Este trabajo forma parte de una investigación más amplia ―“Psycopathia lascasiana”―, cuya primera parte aborda la crítica de Me néndez Pidal a Las Casas y que aquí (la segunda de dos notas sobre el tema) se lleva más lejos, analizando un ensayo del gran hispanista Américo Castro ―“Fray Bartolomé de las Casas o Casaus”― a la luz de la noción nietszcheana de voluntad de poder que lo recorre él subterráneamente y de algunas derivas psicoanalíticas asociadas al “delirio paranoico”.

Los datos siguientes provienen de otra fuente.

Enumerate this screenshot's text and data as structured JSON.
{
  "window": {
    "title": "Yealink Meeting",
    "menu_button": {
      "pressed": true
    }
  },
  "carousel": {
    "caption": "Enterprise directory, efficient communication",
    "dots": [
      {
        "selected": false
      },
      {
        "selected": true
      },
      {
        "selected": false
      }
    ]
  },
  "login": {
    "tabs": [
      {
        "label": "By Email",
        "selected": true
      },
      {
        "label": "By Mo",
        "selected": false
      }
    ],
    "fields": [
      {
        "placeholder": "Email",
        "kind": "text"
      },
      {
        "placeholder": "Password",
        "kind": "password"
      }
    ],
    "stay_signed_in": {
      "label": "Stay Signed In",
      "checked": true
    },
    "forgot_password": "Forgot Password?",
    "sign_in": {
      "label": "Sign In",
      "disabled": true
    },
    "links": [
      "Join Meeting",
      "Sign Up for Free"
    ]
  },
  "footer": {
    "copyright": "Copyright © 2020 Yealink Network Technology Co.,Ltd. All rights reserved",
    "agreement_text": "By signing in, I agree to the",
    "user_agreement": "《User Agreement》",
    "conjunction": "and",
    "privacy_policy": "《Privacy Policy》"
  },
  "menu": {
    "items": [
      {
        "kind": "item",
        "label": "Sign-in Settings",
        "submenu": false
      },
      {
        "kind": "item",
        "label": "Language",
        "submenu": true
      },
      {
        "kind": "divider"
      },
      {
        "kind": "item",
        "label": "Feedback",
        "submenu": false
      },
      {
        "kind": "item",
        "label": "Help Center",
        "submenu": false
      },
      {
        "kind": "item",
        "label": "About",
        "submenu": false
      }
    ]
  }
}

Palabras clave: Américo Castro; fray Bartolomé de las Casas; voluntad de poder; Nietszche; delirio

Abstract:

Within the framework of a broader investigation ―“Psycopathia lascasiana”―, the first part which studies Menéndez Pidal’s criticism of Las Casas and which is taken further here (the second of two notes on the subject), analyzing an essay by the great Hispanist Américo Castro ―“Fray Bartolo mé de las Casas or Casaus”― in light of the Nietzschean notion of the will to power that runs through him underground and of some psychoanalytic drifts associated with “paranoid delusion”.

Keywords: Américo Castro; fray Bartolomé de las Casas; the will to power; Nietszche; delusion

La desmesura es, ciertamente, una dimensión que articula el diagnóstico pidalino de paranoia y el vislumbre psicológico de la voluntad de poder. Como dice Juan Pérez de Tudela, citado de nuevo por Castro, “el Clérigo, espejo de pacificadores, ha encontrado la causa desmesurada que cuadra a su talla”, y subraya la desmesura de su intento por hacer confluir el destino del universo con su psicología personal, al darle “dimensión universal” a “su problema de salvar corporal y espiritualmente [a] la totalidad de los indios”2 (2002: 195):

Afirmado sobre las magnitudes del imperio, intenta hacer rebotar aquel imperio, personal y suyo, sobre el mismo cuerpo político de la España imperial [...]. Maneja volúmenes inmensos de humanidad, sus términos de comparación son Roma, Grecia, Tebas, el imperio de Alejandro, la totalidad de las Indias; le atraen las cimas y las profundidades (196-197).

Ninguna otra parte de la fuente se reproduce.